Nicki Benson, Research Assistant

Nicki is of Jewish ancestry and grew up on Sḵwx̱wú7mesh, səl̓ilwətaɁɬ, and xʷməθkʷəy̓əm territories in Vancouver. She has an M.A. in Language Education from the University of British Columbia and has been working in language education for 15 years as a teacher, researcher, and education consultant. Since 2013, Nicki has supported Indigenous language revitalization initiatives with organizations such as UNICEF Peru, the BC Ministry of Education, and Kwi Awt Stelmexw.

Nicki is a PhD student in Indigenous Language Revitalization under the supervision of Dr. Onowa McIvor. Her doctoral research will explore success factors in adult immersion education for language reclamation through a case study with the Sḵwx̱wú7mesh Language Immersion Program.
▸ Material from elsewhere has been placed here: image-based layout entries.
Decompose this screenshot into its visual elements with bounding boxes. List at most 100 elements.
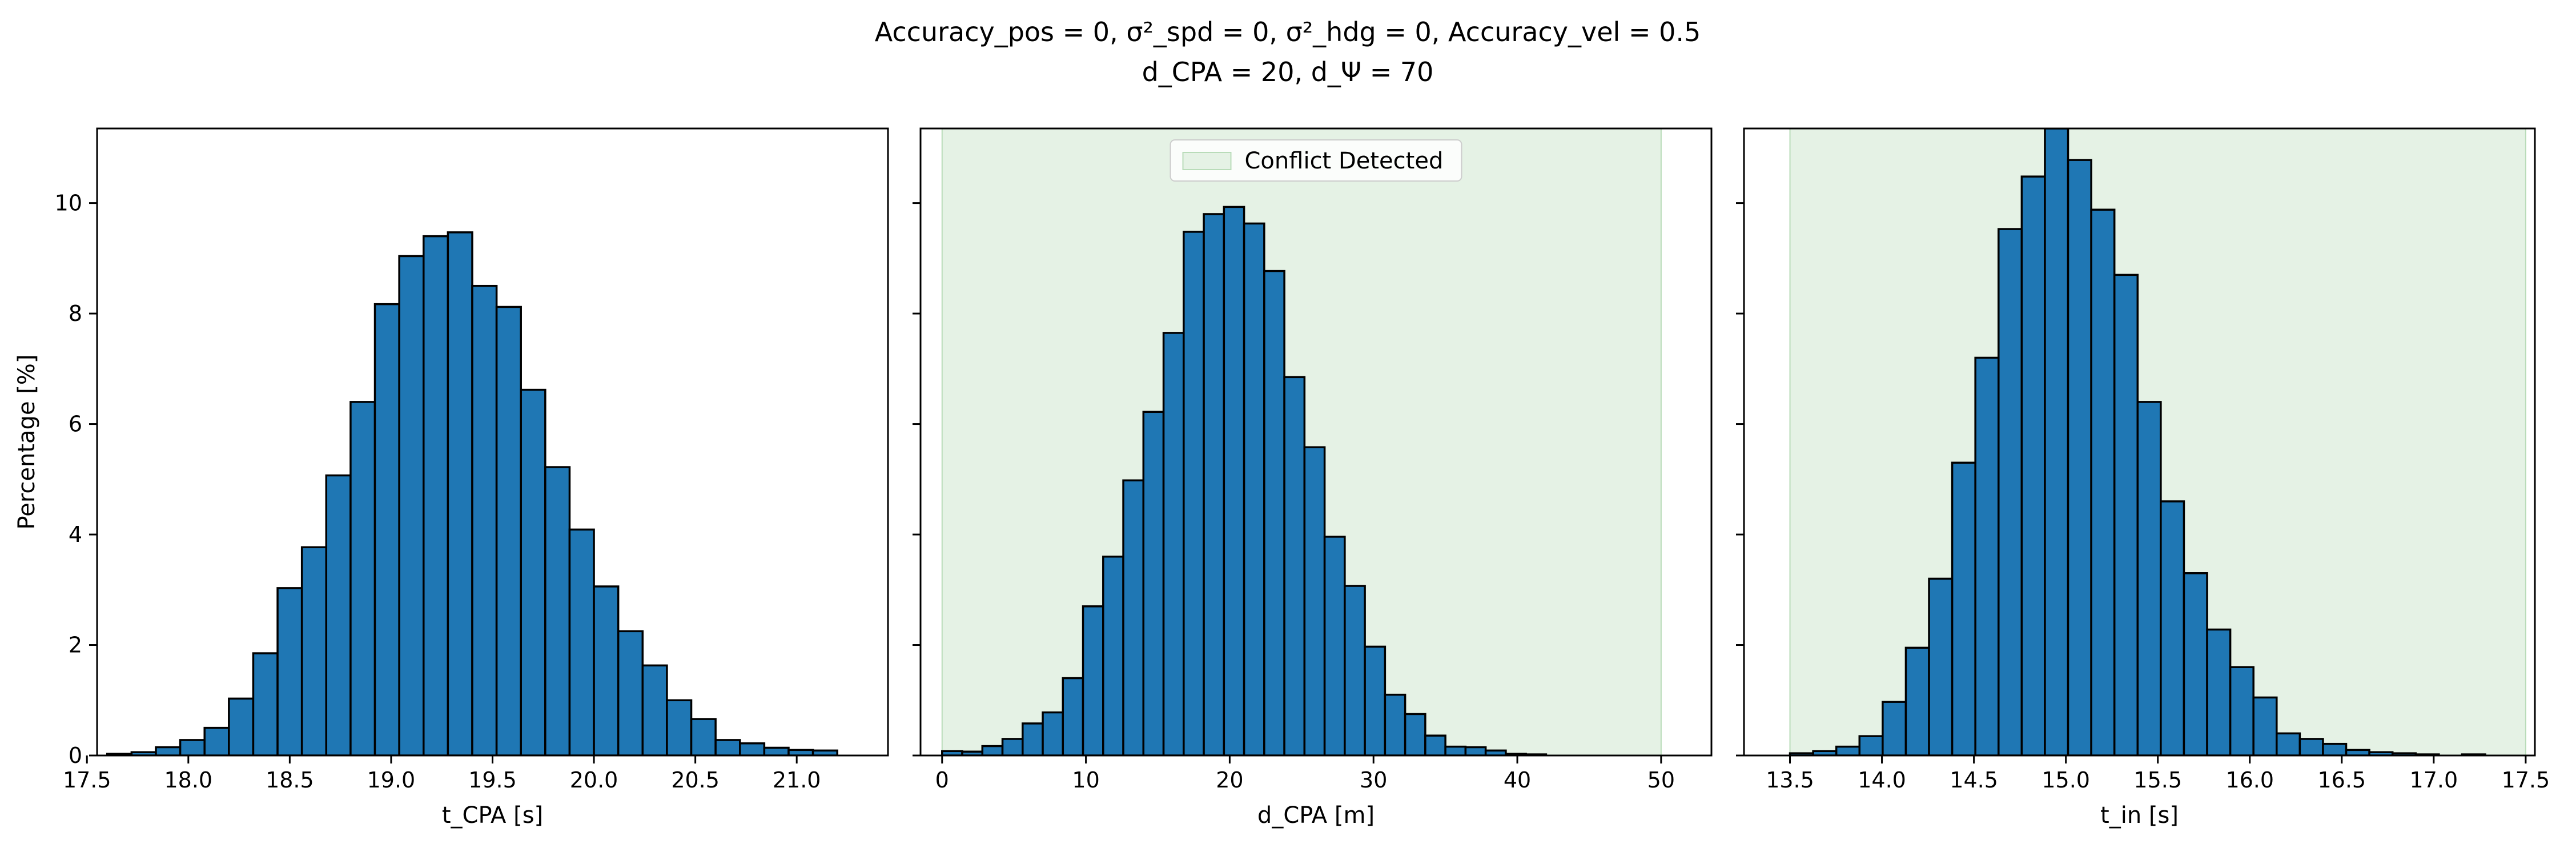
x-tick-label: 20.5 bbox=[671, 767, 720, 793]
histogram-bar bbox=[349, 401, 376, 755]
legend: Conflict Detected bbox=[1170, 139, 1462, 182]
histogram-bar bbox=[1062, 677, 1084, 755]
x-tick-label: 18.0 bbox=[164, 767, 213, 793]
figure-title-line2: d_CPA = 20, d_Ψ = 70 bbox=[1142, 57, 1434, 87]
histogram-bar bbox=[1974, 356, 2000, 755]
histogram-bar bbox=[2206, 628, 2232, 755]
histogram-bar bbox=[1263, 270, 1285, 755]
x-tick-label: 13.5 bbox=[1766, 767, 1814, 793]
histogram-bar bbox=[155, 746, 182, 755]
histogram-bar bbox=[300, 546, 328, 755]
x-tick-label: 16.5 bbox=[2317, 767, 2366, 793]
histogram-bar bbox=[1022, 722, 1044, 755]
histogram-bar bbox=[666, 699, 693, 755]
histogram-bar bbox=[544, 466, 571, 755]
x-tick-label: 20.0 bbox=[570, 767, 618, 793]
x-tick-label: 10 bbox=[1072, 767, 1099, 793]
histogram-bar bbox=[325, 474, 352, 755]
x-tick-label: 16.0 bbox=[2225, 767, 2274, 793]
histogram-bar bbox=[1384, 693, 1406, 755]
x-tick-label: 17.5 bbox=[63, 767, 111, 793]
y-tick-label: 6 bbox=[69, 412, 82, 437]
x-tick-label: 0 bbox=[935, 767, 949, 793]
histogram-bar bbox=[1858, 735, 1884, 755]
histogram-bar bbox=[1928, 577, 1954, 755]
histogram-bar bbox=[2067, 159, 2092, 755]
histogram-bar bbox=[2090, 208, 2116, 755]
x-axis-label: t_in [s] bbox=[2100, 802, 2179, 829]
histogram-bar bbox=[2298, 738, 2324, 755]
figure-title-line1: Accuracy_pos = 0, σ²_spd = 0, σ²_hdg = 0… bbox=[875, 17, 1701, 47]
histogram-bar bbox=[1082, 605, 1104, 755]
histogram-bar bbox=[2183, 572, 2208, 755]
x-axis-label: d_CPA [m] bbox=[1257, 802, 1375, 829]
histogram-bar bbox=[2020, 175, 2046, 755]
histogram-bar bbox=[1102, 555, 1124, 755]
x-tick-label: 15.5 bbox=[2133, 767, 2182, 793]
histogram-panel-dcpa: 0 10 20 30 40 50 d_CPA [m] Conflict Detected bbox=[913, 127, 1713, 829]
histogram-bar bbox=[1001, 738, 1024, 755]
histogram-bar bbox=[423, 235, 449, 755]
histogram-bar bbox=[1404, 713, 1426, 755]
x-axis-label: t_CPA [s] bbox=[442, 802, 543, 829]
histogram-bar bbox=[2113, 274, 2139, 755]
histogram-bar bbox=[520, 388, 546, 755]
histogram-bar bbox=[641, 664, 668, 755]
histogram-bar bbox=[2160, 500, 2185, 755]
histogram-bar bbox=[1122, 479, 1145, 755]
histogram-bar bbox=[1444, 745, 1467, 755]
histogram-bar bbox=[203, 726, 230, 755]
histogram-bar bbox=[471, 284, 498, 755]
histogram-bar bbox=[2229, 666, 2254, 755]
histogram-panel-tin: 13.5 14.0 14.5 15.0 15.5 16.0 16.5 17.0 17.5 t_in… bbox=[1736, 127, 2550, 829]
histogram-bar bbox=[714, 739, 741, 755]
histogram-bar bbox=[739, 742, 766, 755]
histogram-bar bbox=[2322, 742, 2348, 755]
x-tick-label: 21.0 bbox=[773, 767, 821, 793]
histogram-bar bbox=[1283, 376, 1306, 755]
y-tick-label: 2 bbox=[69, 633, 82, 658]
histogram-bar bbox=[2252, 696, 2278, 755]
histogram-bar bbox=[1364, 645, 1387, 755]
axes-frame bbox=[1743, 127, 2536, 757]
histogram-bar bbox=[179, 739, 206, 755]
histogram-bar bbox=[763, 746, 790, 755]
y-tick-label: 10 bbox=[55, 191, 82, 216]
histogram-bar bbox=[1223, 206, 1245, 755]
x-tick-label: 30 bbox=[1360, 767, 1387, 793]
histogram-bar bbox=[593, 585, 620, 755]
histogram-bar bbox=[1142, 411, 1165, 755]
x-tick-label: 19.0 bbox=[367, 767, 416, 793]
x-tick-label: 14.0 bbox=[1858, 767, 1906, 793]
legend-swatch bbox=[1182, 152, 1232, 170]
y-tick-label: 4 bbox=[69, 522, 82, 547]
histogram-bar bbox=[276, 587, 303, 755]
histogram-bar bbox=[1303, 446, 1326, 755]
histogram-panel-tcpa: 17.5 18.0 18.5 19.0 19.5 20.0 20.5 21.0 0 2 4 6 8 10 t… bbox=[14, 127, 889, 829]
histogram-bar bbox=[1904, 646, 1930, 755]
histogram-bar bbox=[373, 303, 400, 755]
histogram-bar bbox=[617, 630, 644, 755]
histogram-bar bbox=[1042, 711, 1064, 755]
y-tick-label: 8 bbox=[69, 301, 82, 326]
x-tick-label: 17.0 bbox=[2410, 767, 2458, 793]
x-tick-label: 15.0 bbox=[2041, 767, 2090, 793]
histogram-bar bbox=[1162, 332, 1185, 755]
histogram-bar bbox=[2276, 732, 2301, 755]
histogram-bar bbox=[252, 652, 279, 755]
histogram-bar bbox=[1835, 745, 1861, 755]
histogram-bar bbox=[398, 255, 425, 755]
histogram-bar bbox=[568, 528, 595, 755]
histogram-bar bbox=[1882, 701, 1907, 755]
histogram-bar bbox=[981, 745, 1004, 755]
x-tick-label: 17.5 bbox=[2502, 767, 2550, 793]
histogram-bar bbox=[1344, 585, 1366, 755]
x-tick-label: 18.5 bbox=[266, 767, 314, 793]
legend-label: Conflict Detected bbox=[1245, 148, 1444, 174]
x-tick-label: 19.5 bbox=[468, 767, 517, 793]
histogram-bar bbox=[2044, 128, 2069, 755]
axes-frame bbox=[919, 127, 1713, 757]
x-tick-label: 50 bbox=[1647, 767, 1675, 793]
histogram-bar bbox=[690, 718, 717, 755]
Nicki is the founder of Esperanza Education, the facilitator of the Spanish for Social Justice Teacher Network, and the mamá of a bilingual two-year-old.
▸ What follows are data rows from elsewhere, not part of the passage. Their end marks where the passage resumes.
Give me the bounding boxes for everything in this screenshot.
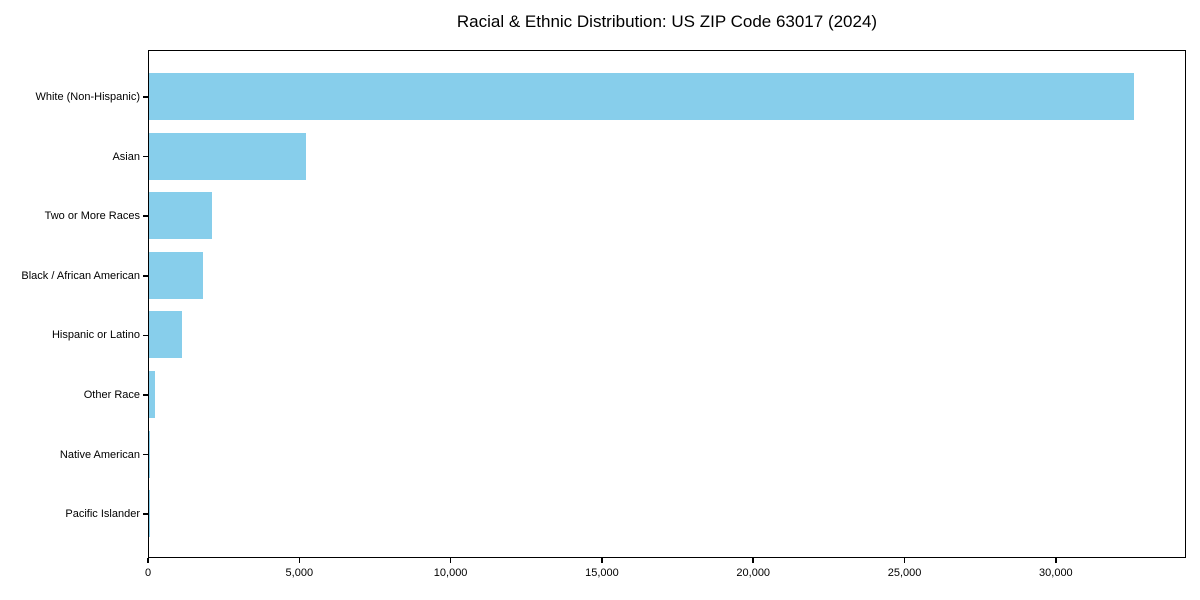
x-tick-mark bbox=[298, 558, 301, 563]
y-tick-label: Native American bbox=[59, 448, 140, 461]
x-tick-label: 10,000 bbox=[433, 567, 468, 579]
y-tick-mark bbox=[143, 155, 148, 158]
y-tick-label: Other Race bbox=[83, 389, 140, 401]
bar-native-american bbox=[149, 430, 151, 478]
x-tick-label: 30,000 bbox=[1039, 567, 1073, 579]
x-tick-label: 0 bbox=[144, 567, 152, 579]
bar-white-non-hispanic bbox=[149, 73, 1135, 120]
bar-asian bbox=[149, 132, 306, 180]
x-tick-label: 20,000 bbox=[736, 567, 771, 579]
y-tick-mark bbox=[143, 334, 148, 337]
x-tick-mark bbox=[752, 558, 754, 563]
x-tick-label: 5,000 bbox=[285, 567, 314, 579]
y-tick-label: White (Non-Hispanic) bbox=[35, 91, 140, 103]
x-tick-mark bbox=[1055, 558, 1057, 563]
plot-area bbox=[148, 50, 1186, 558]
y-tick-label: Two or More Races bbox=[44, 210, 140, 223]
y-tick-label: Hispanic or Latino bbox=[51, 329, 140, 342]
x-tick-label: 25,000 bbox=[887, 567, 922, 579]
x-tick-mark bbox=[449, 558, 452, 563]
y-tick-mark bbox=[143, 215, 148, 217]
y-tick-mark bbox=[143, 275, 148, 277]
bar-black-african-american bbox=[149, 251, 204, 299]
x-tick-label: 15,000 bbox=[585, 567, 619, 579]
chart-title: Racial & Ethnic Distribution: US ZIP Cod… bbox=[456, 12, 878, 31]
x-tick-mark bbox=[147, 558, 149, 563]
x-tick-mark bbox=[601, 558, 603, 563]
y-tick-mark bbox=[143, 394, 148, 396]
y-tick-label: Asian bbox=[112, 150, 140, 163]
y-tick-mark bbox=[143, 453, 148, 456]
x-tick-mark bbox=[903, 558, 906, 563]
y-tick-label: Black / African American bbox=[21, 269, 140, 282]
bar-other-race bbox=[149, 371, 155, 418]
bar-two-or-more-races bbox=[149, 192, 213, 240]
y-tick-mark bbox=[143, 96, 148, 98]
bar-hispanic-or-latino bbox=[149, 311, 182, 359]
y-tick-mark bbox=[143, 513, 148, 515]
y-tick-label: Pacific Islander bbox=[65, 508, 140, 521]
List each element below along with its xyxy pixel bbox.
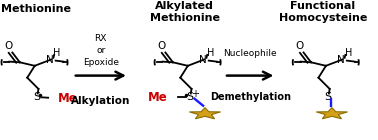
- Text: O: O: [158, 41, 166, 51]
- Polygon shape: [316, 108, 347, 119]
- Text: O: O: [296, 41, 304, 51]
- Text: S: S: [186, 92, 194, 102]
- Text: Demethylation: Demethylation: [210, 92, 291, 102]
- Text: H: H: [345, 48, 352, 58]
- Text: Methionine: Methionine: [1, 4, 71, 14]
- Text: +: +: [191, 89, 199, 99]
- Text: S: S: [33, 92, 40, 102]
- Text: Nucleophile: Nucleophile: [223, 49, 277, 58]
- Text: RX
or
Epoxide: RX or Epoxide: [83, 34, 119, 67]
- Polygon shape: [189, 108, 221, 119]
- Text: N: N: [337, 54, 345, 65]
- Text: Alkylated
Methionine: Alkylated Methionine: [150, 1, 220, 23]
- Text: Me: Me: [148, 91, 167, 104]
- Text: H: H: [206, 48, 214, 58]
- Text: O: O: [5, 41, 13, 51]
- Text: S: S: [325, 92, 332, 102]
- Text: Me: Me: [58, 92, 78, 104]
- Text: N: N: [199, 54, 207, 65]
- Text: H: H: [53, 48, 61, 58]
- Text: Alkylation: Alkylation: [71, 96, 130, 106]
- Text: Functional
Homocysteine: Functional Homocysteine: [279, 1, 367, 23]
- Text: N: N: [46, 54, 54, 65]
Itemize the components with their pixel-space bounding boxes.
Adam Stone, Research Assistant

Adam Stone is a PhD student of Applied Linguistics and Discourse Studies at Carleton University, in Ottawa, Ontario. He is a Research Assistant with the NILLA project, where his responsibilities have included informing NILLA map design through surveys of similar maps that exist elsewhere, and the production of supplementary language distribution maps. His main research interests include geolinguistics, supporting Indigenous language education, GIS cartography, and acoustic phonology, and he is currently also serving in other mapping projects focusing on Indigenous and minority languages in Kurdistan, Iran, and Canada. In his spare time, he enjoys spending time with family, rock climbing, visiting new countries, and learning new languages.

Robyn Giffen, Research Assistant

Robyn Giffen is of German and English ancestry and grew up on Treaty 7 land in Calgary, AB. She spent most of her adult life in Kelowna, BC, living, studying, and working on the unceded and ancestral territory of the Sylix and Secwepemc people. She now lives as grateful settler on the traditional territory of the Lekwungen peoples.
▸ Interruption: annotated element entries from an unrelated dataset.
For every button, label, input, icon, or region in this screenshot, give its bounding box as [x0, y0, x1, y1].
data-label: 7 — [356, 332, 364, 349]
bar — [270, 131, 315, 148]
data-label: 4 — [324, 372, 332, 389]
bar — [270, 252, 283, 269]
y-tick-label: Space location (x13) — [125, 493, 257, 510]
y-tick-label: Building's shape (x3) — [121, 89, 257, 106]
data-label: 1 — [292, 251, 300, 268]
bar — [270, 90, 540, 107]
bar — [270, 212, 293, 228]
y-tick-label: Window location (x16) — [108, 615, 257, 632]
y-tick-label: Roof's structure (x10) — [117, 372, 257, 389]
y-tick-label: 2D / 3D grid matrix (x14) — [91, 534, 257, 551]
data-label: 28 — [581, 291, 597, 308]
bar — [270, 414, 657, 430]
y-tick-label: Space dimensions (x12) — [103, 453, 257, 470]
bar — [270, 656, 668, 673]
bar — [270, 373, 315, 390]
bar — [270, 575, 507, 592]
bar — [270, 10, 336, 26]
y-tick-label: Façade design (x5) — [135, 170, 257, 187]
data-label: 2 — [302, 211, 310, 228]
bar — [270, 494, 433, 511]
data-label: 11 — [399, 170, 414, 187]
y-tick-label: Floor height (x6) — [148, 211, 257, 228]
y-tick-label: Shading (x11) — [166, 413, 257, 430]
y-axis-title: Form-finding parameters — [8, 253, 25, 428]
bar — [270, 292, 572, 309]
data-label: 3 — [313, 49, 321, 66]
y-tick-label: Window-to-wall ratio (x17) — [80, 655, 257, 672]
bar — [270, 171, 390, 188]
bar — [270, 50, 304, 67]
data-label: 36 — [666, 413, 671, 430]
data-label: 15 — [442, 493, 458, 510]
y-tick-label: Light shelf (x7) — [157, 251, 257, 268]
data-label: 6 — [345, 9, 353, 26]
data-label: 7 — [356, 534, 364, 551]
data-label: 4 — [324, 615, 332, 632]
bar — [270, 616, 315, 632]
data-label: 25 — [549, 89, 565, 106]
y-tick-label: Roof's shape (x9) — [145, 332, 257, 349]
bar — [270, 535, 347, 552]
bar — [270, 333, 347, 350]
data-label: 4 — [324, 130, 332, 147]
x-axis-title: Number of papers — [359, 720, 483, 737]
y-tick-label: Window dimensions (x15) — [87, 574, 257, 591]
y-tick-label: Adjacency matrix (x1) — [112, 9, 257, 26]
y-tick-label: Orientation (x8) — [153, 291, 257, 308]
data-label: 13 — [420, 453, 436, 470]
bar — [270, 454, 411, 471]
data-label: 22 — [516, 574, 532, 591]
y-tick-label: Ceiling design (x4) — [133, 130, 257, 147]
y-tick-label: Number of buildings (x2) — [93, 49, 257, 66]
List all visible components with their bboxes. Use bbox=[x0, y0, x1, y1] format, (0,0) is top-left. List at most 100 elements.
As a NEȾOLṈEW̱ research assistant, Robyn currently contributes to the NILLA project. She has an M.A. from the University of British Columbia specializing in Linguistic Anthropology and has worked on Indigenous language revitalization projects in Ghana, Alaska, and Vancouver, BC. Robyn is now a PhD student in Education at UVIC, focusing on Indigenous Language Revitalization. Her research project will analyze and evaluate the Where Are Your Keys (WAYK) teaching and learning method.

Acknowledgement of previous team members

Many wonderful people have contributed to the work of NEȾOLṈEW̱ over the years. They are (in alphabetical order of last name):
Adar Anisman, Carolyn Belleau, Emily Comeau, Nicole Davies, Samaya Jardey, Anureet Lotay, Layla chuutsqa Rorick, Robby Smoker-Peters, Danielle Sullivan.